Reporting in the New York Times, Matt Richtel and Andrew Jacobs describe the infiltration of a particularly virulent drug-resistant fungus into the nation’s skilled nursing facilities over the past four years. The germ, Candida auris, has struck nearly 800 patients, half of whom died within 90 days. It is so contagious that many nursing homes will not accept patients carrying it, but enough of them do that the trend has caught the attention of the Centers for Disease Control and Prevention (CDC).

“They are the dark underbelly of drug-resistant infection,” said Tom Chiller, MD, chief of the CDC’s fungal division.

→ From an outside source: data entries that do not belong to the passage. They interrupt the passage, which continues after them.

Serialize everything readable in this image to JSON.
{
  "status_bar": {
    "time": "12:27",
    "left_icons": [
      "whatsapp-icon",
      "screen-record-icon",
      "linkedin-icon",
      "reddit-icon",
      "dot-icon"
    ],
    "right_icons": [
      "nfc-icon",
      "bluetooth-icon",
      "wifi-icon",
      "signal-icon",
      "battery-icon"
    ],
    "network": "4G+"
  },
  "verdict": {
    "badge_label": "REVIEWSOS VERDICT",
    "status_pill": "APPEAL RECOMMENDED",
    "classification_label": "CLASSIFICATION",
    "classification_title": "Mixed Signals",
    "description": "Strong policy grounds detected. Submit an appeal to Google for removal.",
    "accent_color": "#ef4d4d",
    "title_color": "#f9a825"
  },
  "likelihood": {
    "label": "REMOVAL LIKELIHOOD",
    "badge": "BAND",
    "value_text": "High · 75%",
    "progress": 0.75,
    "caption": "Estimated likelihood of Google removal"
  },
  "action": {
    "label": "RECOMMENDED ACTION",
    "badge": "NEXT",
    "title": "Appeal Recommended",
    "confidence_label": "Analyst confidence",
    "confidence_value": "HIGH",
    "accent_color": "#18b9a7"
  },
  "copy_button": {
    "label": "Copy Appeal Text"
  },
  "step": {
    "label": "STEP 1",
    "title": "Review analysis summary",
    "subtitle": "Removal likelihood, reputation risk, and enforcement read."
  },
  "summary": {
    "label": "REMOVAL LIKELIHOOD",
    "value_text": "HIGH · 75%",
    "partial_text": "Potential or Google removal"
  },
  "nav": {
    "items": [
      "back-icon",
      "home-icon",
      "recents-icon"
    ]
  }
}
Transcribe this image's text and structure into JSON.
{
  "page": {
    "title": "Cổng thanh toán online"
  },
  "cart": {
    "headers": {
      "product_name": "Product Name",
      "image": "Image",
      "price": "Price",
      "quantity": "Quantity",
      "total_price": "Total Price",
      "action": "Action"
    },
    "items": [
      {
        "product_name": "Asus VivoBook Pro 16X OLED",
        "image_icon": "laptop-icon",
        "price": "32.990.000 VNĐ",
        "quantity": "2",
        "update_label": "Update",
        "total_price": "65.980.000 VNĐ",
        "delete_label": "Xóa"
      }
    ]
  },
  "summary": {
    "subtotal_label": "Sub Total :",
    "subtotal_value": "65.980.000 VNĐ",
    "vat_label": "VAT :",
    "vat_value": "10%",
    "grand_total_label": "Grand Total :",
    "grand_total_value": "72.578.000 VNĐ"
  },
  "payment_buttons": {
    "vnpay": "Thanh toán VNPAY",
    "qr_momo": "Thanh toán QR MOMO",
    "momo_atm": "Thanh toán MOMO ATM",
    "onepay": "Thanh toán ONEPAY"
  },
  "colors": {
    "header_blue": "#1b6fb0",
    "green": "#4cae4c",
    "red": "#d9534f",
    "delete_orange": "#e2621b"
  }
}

But C. auris isn’t the only superbug making its way through our healthcare system. A team of researchers in June published the results of a study showing that 65 percent of nursing home residents in Southern California carried a drug-resistant germ; in long-term acute-care hospitals, that number jumped to 80 percent.

“They are cauldrons that are constantly seeding and reseeding hospitals with increasingly dangerous bacteria,” explained Betsy McCaughey of the New York–based nonprofit Committee to Reduce Infection Deaths. “You’ll never protect hospital patients until the nursing homes are forced to clean up.”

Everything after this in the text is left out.